La COVID-19 dans les prisons : comprendre la propagation de la maladie
Depuis le début de la pandémie, les taux de COVID-19 dans les établissements correctionnels canadiens sont plusieurs fois plus élevés que dans la population générale. Cependant, l'ampleur exacte de l'épidémie derrière les murs des prisons demeure inconnue.
Afin de mieux comprendre la véritable propagation du virus dans le milieu carcéral, la Dre Nadine Kronfli, scientifique au sein du programme Maladies infectieuses et immunité en santé mondiale de l'Institut de recherche du Centre universitaire de santé McGill (IR-CUSM), mène une étude visant à déterminer combien de personnes incarcérées et d’employés de prisons provinciales au Québec sont porteurs d'anticorps contre le SRAS-CoV-2, ce qui suggère qu’ils ont été exposés au virus. Son étude est l'une des quatre études de séroprévalence dans les établissements correctionnels canadiens financées par le gouvernement du Canada, par l'intermédiaire Groupe de travail sur l’immunité face à la COVID-19 (GTIC).
L'étude de la Dre Kronfli détectera les anticorps contre le SRAS- CoV-2 à l’aide de tests sanguins - une méthode permettant de confirmer que des personnes ayant eu beaucoup, peu ou pas de symptômes de COVID-19 ont été exposées au virus. Elle identifiera également les facteurs de risque associés au SRAS-CoV-2 chez les personnes vivant et travaillant dans les prisons du Québec.
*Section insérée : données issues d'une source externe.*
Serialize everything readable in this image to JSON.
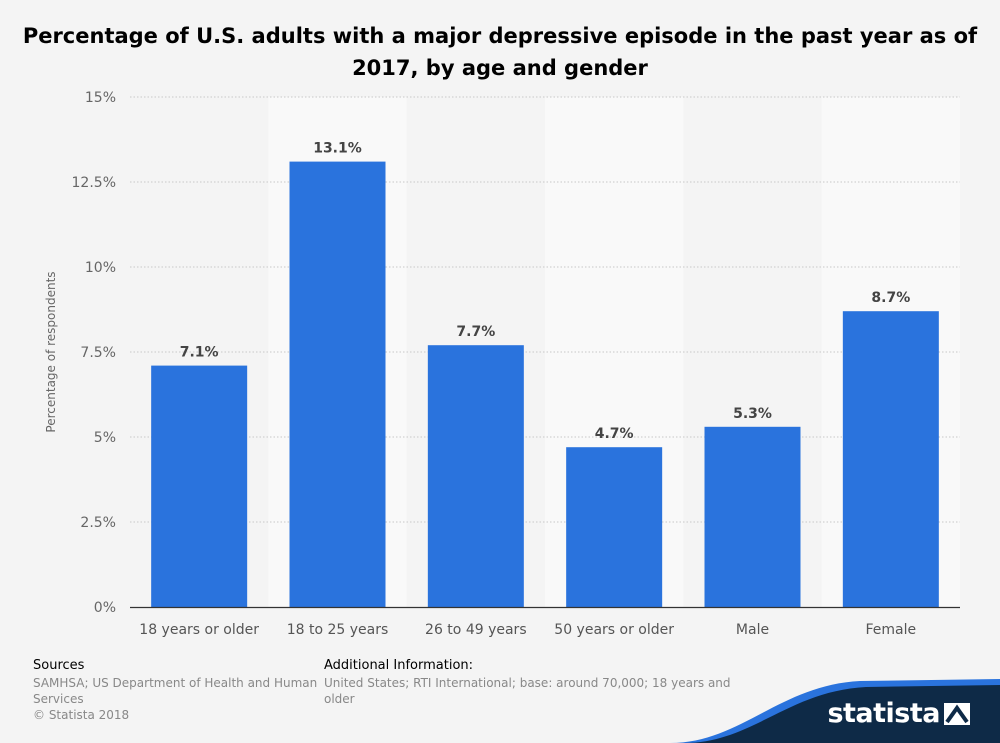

« Les prisons provinciales sont des lieux de rassemblement où sont temporairement hébergées des personnes vulnérables, dont beaucoup présentent des facteurs de risque de morbidité et de mortalité liés à la COVID-19, explique la Dre Kronfli, qui est aussi professeure adjointe au Département de médecine de l’Université McGill. De plus, la majorité des personnes incarcérées dans les prisons provinciales sont condamnées à moins de 30 jours. Lorsqu'elles sont libérées, beaucoup sont confrontées à des difficultés socio-économiques liées au logement et à l'emploi, ce qui aggrave encore leur risque de contracter la COVID-19 ».
Tous les travailleurs correctionnels et les hommes incarcérés à l'Établissement de détention de Montréal (EDM), l'Établissement de détention de Rivière-des-Prairies (EDRDP) et l'Établissement de détention de St-Jérôme (EDSJ) sont admissibles à participer à l'étude.
« Les mouvements quotidiens du personnel à l'intérieur et à l'extérieur des établissements correctionnels peuvent introduire l'infection au SRAS CoV-2 à l'intérieur et contribuer à la transmission à l'extérieur, ajoute la Dre Kronfli. Il est important pour nous de nous concentrer sur ces deux populations afin d'éclairer les recommandations en matière de politique de santé publique. »
La participation est entièrement volontaire et le résultat du test sérologique est communiqué à chaque participant en toute confidentialité. Un total de 1200 participants seront recrutés parmi les trois sites, qui accueillent environ 45 % de tous les adultes détenus dans les établissements du Québec.
Les autres études en milieu carcéral financées par le GTIC se concentreront sur certains établissements fédéraux et des prisons provinciales en Colombie-Britannique et en Saskatchewan. Ces études permettront à la fois de déterminer comment le SRAS-CoV-2 se propage dans les établissements correctionnels et de fournir des données utiles à la planification du déploiement du vaccin dans ces milieux.
« Bien que le Comité consultatif national de l'immunisation ait priorisé les personnes vivant ou travaillant en milieu carcéral pour la vaccination contre la COVID-19, peu ont été vaccinées à ce jour. Les réalités des personnes incarcérées et de celles qui travaillent derrière les murs des prisons pendant la pandémie devraient faire l'objet de discussions aux niveaux provincial et national. Il s’agit de populations prioritaires pour la vaccination COVID-19", souligne la Dre Kronfli.
En tant que spécialiste des maladies infectieuses, la Dre Kronfli a travaillé avec diverses populations vulnérables dont la voix est souvent ignorée, notamment les usagers de drogues par voie intraveineuse et les demandeurs d'asile. Au cours des prochains mois, elle poursuivra son travail avec des personnes incarcérées dans le cadre d'une étude visant à augmenter l'utilisation du vaccin COVID-19 dans les populations canadiennes incarcérées, financée par l'Initiative interdisciplinaire de McGill en matière d'infection et d'immunité (MI4).